The CRISPR-Cas system is widely found in bacteria and archaea, and is an adaptive immune system in prokaryotes that is used to defend against invasion by exogenous nucleic acids such as viruses and plasmids. However, in 2013, a researcher discovered the type I-F CRISPR-Cas system in the ICP1 phage. It remains to be investigated how the CRISPR-Cas system of phage compares to the bacterial CRISPR-Cas system.

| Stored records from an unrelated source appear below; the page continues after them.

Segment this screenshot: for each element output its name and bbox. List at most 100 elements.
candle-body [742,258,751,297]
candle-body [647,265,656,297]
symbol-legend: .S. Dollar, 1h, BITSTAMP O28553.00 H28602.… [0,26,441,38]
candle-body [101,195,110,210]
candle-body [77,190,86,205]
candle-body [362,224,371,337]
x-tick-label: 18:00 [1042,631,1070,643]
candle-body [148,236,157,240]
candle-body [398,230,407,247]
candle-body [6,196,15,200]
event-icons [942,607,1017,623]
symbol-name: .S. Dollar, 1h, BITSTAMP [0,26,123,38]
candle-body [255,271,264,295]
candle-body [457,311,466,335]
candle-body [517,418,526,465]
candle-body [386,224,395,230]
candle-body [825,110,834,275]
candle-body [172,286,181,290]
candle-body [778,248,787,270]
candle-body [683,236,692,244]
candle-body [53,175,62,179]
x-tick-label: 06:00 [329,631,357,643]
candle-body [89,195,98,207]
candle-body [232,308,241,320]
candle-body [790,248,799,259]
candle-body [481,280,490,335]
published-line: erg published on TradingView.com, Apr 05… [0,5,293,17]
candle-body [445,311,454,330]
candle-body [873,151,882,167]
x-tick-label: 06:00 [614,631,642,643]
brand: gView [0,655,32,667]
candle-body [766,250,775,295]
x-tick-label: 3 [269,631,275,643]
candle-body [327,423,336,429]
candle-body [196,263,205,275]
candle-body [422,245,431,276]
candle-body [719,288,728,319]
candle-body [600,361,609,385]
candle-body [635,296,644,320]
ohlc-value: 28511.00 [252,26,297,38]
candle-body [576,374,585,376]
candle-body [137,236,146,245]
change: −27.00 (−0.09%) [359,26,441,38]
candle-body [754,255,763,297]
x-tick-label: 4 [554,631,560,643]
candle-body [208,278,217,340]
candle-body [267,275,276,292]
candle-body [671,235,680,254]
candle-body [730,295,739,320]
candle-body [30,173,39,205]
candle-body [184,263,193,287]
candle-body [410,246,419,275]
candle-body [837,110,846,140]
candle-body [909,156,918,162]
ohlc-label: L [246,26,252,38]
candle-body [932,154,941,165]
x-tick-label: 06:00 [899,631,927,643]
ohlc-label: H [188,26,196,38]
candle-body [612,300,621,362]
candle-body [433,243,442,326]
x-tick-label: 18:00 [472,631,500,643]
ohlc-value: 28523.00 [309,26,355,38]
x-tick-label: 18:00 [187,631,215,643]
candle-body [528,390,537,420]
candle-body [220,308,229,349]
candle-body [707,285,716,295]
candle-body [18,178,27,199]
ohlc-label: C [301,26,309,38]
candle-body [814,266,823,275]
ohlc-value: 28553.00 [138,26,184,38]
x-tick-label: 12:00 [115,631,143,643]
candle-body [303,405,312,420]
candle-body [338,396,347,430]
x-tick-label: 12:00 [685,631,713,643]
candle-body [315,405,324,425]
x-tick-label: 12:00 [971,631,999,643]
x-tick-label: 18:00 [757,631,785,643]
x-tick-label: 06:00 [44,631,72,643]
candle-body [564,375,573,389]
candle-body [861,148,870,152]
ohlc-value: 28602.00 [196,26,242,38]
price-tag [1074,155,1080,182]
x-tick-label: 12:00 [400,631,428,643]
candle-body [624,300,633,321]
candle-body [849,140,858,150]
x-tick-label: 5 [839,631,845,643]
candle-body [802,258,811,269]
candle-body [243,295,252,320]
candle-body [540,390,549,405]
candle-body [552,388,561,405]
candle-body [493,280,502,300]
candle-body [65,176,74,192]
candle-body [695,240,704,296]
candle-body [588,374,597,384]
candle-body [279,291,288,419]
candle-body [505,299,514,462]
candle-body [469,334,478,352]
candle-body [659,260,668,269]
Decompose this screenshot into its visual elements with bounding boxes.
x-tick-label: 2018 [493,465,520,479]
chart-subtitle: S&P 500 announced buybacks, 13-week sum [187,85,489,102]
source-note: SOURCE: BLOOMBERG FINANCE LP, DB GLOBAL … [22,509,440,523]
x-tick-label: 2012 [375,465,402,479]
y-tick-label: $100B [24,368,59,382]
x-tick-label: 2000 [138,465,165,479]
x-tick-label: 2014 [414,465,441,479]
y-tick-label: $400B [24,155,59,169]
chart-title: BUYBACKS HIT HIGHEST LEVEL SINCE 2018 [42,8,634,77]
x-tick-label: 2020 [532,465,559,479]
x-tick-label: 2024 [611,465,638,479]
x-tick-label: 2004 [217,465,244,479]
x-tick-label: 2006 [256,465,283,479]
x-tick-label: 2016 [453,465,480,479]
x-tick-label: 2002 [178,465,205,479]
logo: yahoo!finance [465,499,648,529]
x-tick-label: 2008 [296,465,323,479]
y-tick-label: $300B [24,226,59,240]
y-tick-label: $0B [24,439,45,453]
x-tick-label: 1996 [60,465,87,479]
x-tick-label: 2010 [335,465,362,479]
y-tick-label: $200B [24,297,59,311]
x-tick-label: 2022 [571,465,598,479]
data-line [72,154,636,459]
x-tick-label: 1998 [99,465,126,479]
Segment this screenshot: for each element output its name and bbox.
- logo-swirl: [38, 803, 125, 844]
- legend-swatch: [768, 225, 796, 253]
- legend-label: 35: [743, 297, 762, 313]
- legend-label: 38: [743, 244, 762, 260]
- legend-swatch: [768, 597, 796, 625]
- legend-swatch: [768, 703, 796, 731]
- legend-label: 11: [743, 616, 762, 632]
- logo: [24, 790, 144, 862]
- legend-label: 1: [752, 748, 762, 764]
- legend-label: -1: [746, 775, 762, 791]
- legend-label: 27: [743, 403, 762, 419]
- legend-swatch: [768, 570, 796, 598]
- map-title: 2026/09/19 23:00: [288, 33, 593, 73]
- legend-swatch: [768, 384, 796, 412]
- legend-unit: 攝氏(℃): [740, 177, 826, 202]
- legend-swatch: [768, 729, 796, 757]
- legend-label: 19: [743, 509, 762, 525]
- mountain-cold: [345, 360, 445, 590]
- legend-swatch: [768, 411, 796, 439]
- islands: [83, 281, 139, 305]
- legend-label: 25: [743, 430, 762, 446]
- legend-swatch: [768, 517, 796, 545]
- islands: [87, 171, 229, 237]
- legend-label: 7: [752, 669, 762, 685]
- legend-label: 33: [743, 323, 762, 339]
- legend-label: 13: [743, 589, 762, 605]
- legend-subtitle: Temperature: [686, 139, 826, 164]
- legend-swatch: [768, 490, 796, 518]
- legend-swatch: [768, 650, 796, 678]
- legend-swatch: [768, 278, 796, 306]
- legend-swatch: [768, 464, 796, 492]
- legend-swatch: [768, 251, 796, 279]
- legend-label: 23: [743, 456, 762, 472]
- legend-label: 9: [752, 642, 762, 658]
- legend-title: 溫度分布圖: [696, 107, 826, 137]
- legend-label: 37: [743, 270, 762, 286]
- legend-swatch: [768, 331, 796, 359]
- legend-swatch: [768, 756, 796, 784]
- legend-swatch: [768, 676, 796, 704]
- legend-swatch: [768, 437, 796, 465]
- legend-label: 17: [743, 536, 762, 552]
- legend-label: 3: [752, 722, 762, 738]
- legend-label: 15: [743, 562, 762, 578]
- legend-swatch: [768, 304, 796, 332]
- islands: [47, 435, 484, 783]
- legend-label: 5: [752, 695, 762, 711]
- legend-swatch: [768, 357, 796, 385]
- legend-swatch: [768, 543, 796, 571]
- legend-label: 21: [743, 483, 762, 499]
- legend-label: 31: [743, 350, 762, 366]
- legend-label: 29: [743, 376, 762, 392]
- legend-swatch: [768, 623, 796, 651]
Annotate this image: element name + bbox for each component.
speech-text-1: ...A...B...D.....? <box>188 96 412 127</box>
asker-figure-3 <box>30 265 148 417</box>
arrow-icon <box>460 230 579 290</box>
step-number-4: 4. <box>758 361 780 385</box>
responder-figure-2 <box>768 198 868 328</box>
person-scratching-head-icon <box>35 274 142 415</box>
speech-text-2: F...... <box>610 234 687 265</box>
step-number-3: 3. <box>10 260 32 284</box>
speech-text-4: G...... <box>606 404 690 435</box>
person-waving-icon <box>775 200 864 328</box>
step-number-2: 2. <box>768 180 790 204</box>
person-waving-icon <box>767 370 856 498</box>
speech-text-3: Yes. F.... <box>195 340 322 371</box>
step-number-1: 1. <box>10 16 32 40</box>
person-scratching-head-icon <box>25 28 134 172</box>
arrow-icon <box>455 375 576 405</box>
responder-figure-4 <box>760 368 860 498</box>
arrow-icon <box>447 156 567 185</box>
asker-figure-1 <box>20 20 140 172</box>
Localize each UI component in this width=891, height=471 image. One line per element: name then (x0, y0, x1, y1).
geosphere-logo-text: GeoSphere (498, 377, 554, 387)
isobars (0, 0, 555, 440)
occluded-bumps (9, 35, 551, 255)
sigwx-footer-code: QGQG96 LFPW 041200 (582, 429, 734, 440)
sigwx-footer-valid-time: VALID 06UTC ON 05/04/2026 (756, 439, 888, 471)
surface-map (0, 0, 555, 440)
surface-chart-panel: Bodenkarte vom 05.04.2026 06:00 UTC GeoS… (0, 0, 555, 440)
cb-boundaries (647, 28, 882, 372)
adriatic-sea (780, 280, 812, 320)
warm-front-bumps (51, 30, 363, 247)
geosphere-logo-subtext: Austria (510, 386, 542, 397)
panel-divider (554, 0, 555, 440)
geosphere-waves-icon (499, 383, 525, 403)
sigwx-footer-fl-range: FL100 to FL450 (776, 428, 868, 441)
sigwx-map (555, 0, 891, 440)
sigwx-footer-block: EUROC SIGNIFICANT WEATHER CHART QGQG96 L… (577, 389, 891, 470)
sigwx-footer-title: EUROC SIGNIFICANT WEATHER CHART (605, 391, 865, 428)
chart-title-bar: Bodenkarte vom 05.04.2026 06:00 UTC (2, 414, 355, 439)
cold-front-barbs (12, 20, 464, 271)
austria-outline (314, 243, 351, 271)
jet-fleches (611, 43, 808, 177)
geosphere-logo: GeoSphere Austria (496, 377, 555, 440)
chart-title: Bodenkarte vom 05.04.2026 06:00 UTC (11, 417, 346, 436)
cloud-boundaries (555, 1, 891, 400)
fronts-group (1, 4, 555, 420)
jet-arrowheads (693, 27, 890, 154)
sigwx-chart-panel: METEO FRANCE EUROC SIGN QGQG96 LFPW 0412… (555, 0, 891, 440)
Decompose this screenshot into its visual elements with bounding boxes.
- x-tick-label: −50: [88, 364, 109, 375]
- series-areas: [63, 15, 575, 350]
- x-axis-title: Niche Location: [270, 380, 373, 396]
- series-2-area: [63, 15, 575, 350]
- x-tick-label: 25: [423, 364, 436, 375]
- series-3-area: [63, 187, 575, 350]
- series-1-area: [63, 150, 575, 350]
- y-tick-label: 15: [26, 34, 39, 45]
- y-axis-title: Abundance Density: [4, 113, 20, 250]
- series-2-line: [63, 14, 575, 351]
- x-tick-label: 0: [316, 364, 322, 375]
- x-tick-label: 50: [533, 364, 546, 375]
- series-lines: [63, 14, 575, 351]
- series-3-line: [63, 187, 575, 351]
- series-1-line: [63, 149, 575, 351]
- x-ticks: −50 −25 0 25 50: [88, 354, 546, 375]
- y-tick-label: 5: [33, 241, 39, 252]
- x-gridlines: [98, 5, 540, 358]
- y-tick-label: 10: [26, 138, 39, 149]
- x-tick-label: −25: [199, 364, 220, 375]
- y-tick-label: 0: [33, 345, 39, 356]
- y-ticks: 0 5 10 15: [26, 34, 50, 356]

On 8 July 2024, Feng Yue's group at our university, in collaboration with Yang Maojun's group at Tsinghua University, published a paper entitled "Cas1 mediates the interference stage in a phage-encoded CRISPR-Cas system" in Nature Chemical Biology. Cas1 mediates the interference stage in a phage-encoded CRISPR-Cas system" and "An alternative mechanism for recruiting Cas2/3 in a phage-encoded CRISPR-Cas system" in Nature Chemical Biology. The research brief "An alternative mechanism for recruiting Cas2/3 in a phage-encoded CRISPR-Cas system" and "An alternative mechanism for recruiting Cas2/3 in a phage-encoded CRISPR-Cas system" report a unique mechanism for recruiting Cas2/3 in the ICP1 phage-encoded CRISPR-Cas system to degrade target DNA.
In this paper, they elucidated the molecular mechanism of the novel recruitment of Cas2/3 by the ICP1 CRISPR-Cas system complex through various means, including structural biology, biochemistry, and phage science. Firstly, they found that ICP1 Cas1 can bind ICP1 Csy or Csy-dsDNA complexes, while Cas1 of Pseudomonas aeruginosa does not bind its Csy or Csy-dsDNA complexes; secondly, after binding ICP1 Csy-dsDNA, the ICP1 Cas1-Cas2/3 complexes can form stable Csy-dsDNA- Cas1-Cas2/3 complex, which was resolved by the collaboration of Feng Yue's group and Yang Maojun's group (Figure 1). In this complex, the Cas1-Cas2/3 complex is located in the centre, and each side binds a Csy-dsDNA complex, with a total molecular weight of about 1 MDa, which is also the first complex structure in which the I-F type CRISPR-Cas system binds Cas2/3, while Cas1 will gradually be dissociated from Cas2/3 after the Pseudomonas aeruginosa Cas1-Cas2/3 binds its Csy-dsDNA. dissociate from Cas2/3, and eventually only Csy-dsDNA-Cas2/3 complexes can be formed; finally, in vivo and in vitro activity experiments proved that ICP1 Cas2/3 can better degrade the DNA targeted by Csy complexes only in the presence of Cas1, while Pseudomonas aeruginosa Cas1 hardly affects the degradation of the target DNA by Cas2/3.Combining the above results Feng Yue's group proposed a new mechanism of ICP1 CRISPR-Cas system by which Cas1 recruits Cas2/3 for target DNA degradation.
Figure 1 Interference mechanism of ICP1 I-F type CRISPR-Cas system
In summary, Cas1 mediates target DNA degradation in the ICP1 CRISPR-Cas system by linking the Csy complex and Cas2/3. This finding demonstrates the critical role of Cas1 in the interference phase of the CRISPR-Cas system and breaks the long-standing conventional wisdom in the field that it only plays a role in the adaptation phase. Dr Lai-Hsing Zhang of Tsinghua University, Dr Hao Wang of Beijing University of Chemical Technology, Dr Jian-Wei Zeng of Tsinghua University, Dr Xue-Li Cao of Beijing University of Chemical Technology and graduated master's student Zheng-Yu Gao are the co-first authors of this paper, while Professor Yue Feng of Beijing University of Chemical Technology, Associate Professor Yi Zhang and Professor Mao-Jun Yang of Tsinghua University are the co-corresponding authors of this paper.
Link to original article:
https://www.nature.com/articles/s41589-024-01659-5
https://www.nature.com/articles/s41589-024-01667-5
Yue Feng is a professor and doctoral supervisor at Beijing University of Chemical Technology, and a recipient of the National Excellent Youth Fund (2018). He mainly uses biochemistry and molecular biology, structural biology, cell biology and other means to carry out research on the mechanism of microbial-host immune system interactions. He has published a total of 50 SCI papers, including 27 papers with corresponding authors (including co-authors) in Nature, Cell, Mol Cell, Nat Chem Biol, PNAS, Nat Plants, Nat Commun, Nucleic Acids Res and other internationally renowned journals. He has been in charge of many national and provincial projects. He has been awarded the honours of National Young Position Master (2020), Beijing Outstanding Young Talent (2020), Second Prize of Beijing Science and Technology Progress Award (2018), China's Top 10 Emerging Science and Technology Figures (2018), and Beijing Science and Technology Rising Star (2019).